In 2007, amid growing privacy concerns, Google announced it would begin "anonymizing" its server log data that is older than 18 to 24 months. This included masking both the IP addresses and cookies of its users' search queries. This server log data is immensely valuable to companies like Google because it allows them to analyze trends while it tries to improve its search algorithm. Being able to view the search habits of millions of people -- especially if you know their location -- can lead to insight into how users frame their search queries and what they're really looking for. Understandably, privacy advocates have expressed concern about all this data, since Google is essentially getting a glimpse into the private lives of all these people; it's not uncommon for a person to search for results relating to a medical condition or other sensitive personal information. Hence why Google decided to anonymize this data.

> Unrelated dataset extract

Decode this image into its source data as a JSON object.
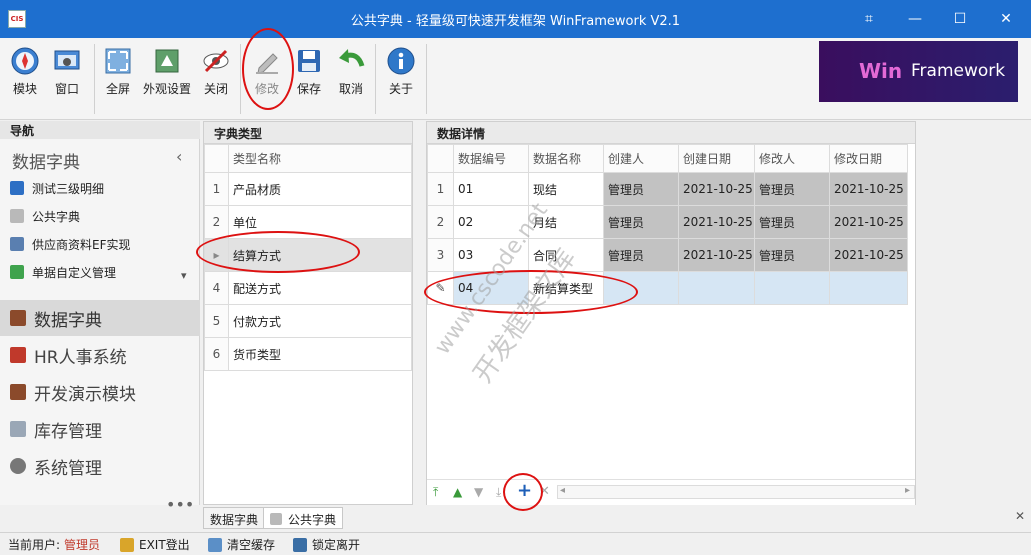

Writing about the decision, Search Engine Land's Danny Sullivan said, "By doing this, it will make it difficult, probably impossible, to trace any particular query back to a particular computer, much less a person that used that computer."
But is this true? Not necessarily. Before Google had even made that announcement, researchers were able to take "anonymous" data released by AOL and use it to trace the identity of at least one person. And earlier this week, Ars Technica published a damning piece making a strong argument that the cloak of anonymity is even thinner than you might think:
In AOL's case, the problem was that user IDs were scrubbed but were replaced with a number that uniquely identified each user. This seemed like a good idea at the time, since it allowed researchers using the data to see the complete list of a person's search queries, but it also created problems; those complete lists of search queries were so thorough that individuals could be tracked down simply based on what they had searched for. As Ohm notes, this illustrates a central reality of data collection: "data can either be useful or perfectly anonymous but never both."
This creates an obviously tricky conundrum. There's no question that this data is valuable and can be put to good use -- both for companies and the public good -- but the value brings inherent risks.
"Because most data privacy laws focus on restricting personally identifiable information (PII), most data privacy laws need to be rethought," Ars Technica concludes. "And there won't be any magic bullet; the measures that are taken will increase privacy or reduce the utility of data, but there will be no way to guarantee maximal usefulness and maximal privacy at the same time."
Today, the Washington Post published an article quoting Google economist Hal Varian, who was able to use Google Trend data and determine that, based on search queries, there are clear signs of our economy improving. Without this mass data he never would have been able to reach that conclusion. Obviously, there is some real value in what he and others are able to do, but it's important to keep in mind the risks as large companies like Google and AOL move forward with crowdsourcing their user data.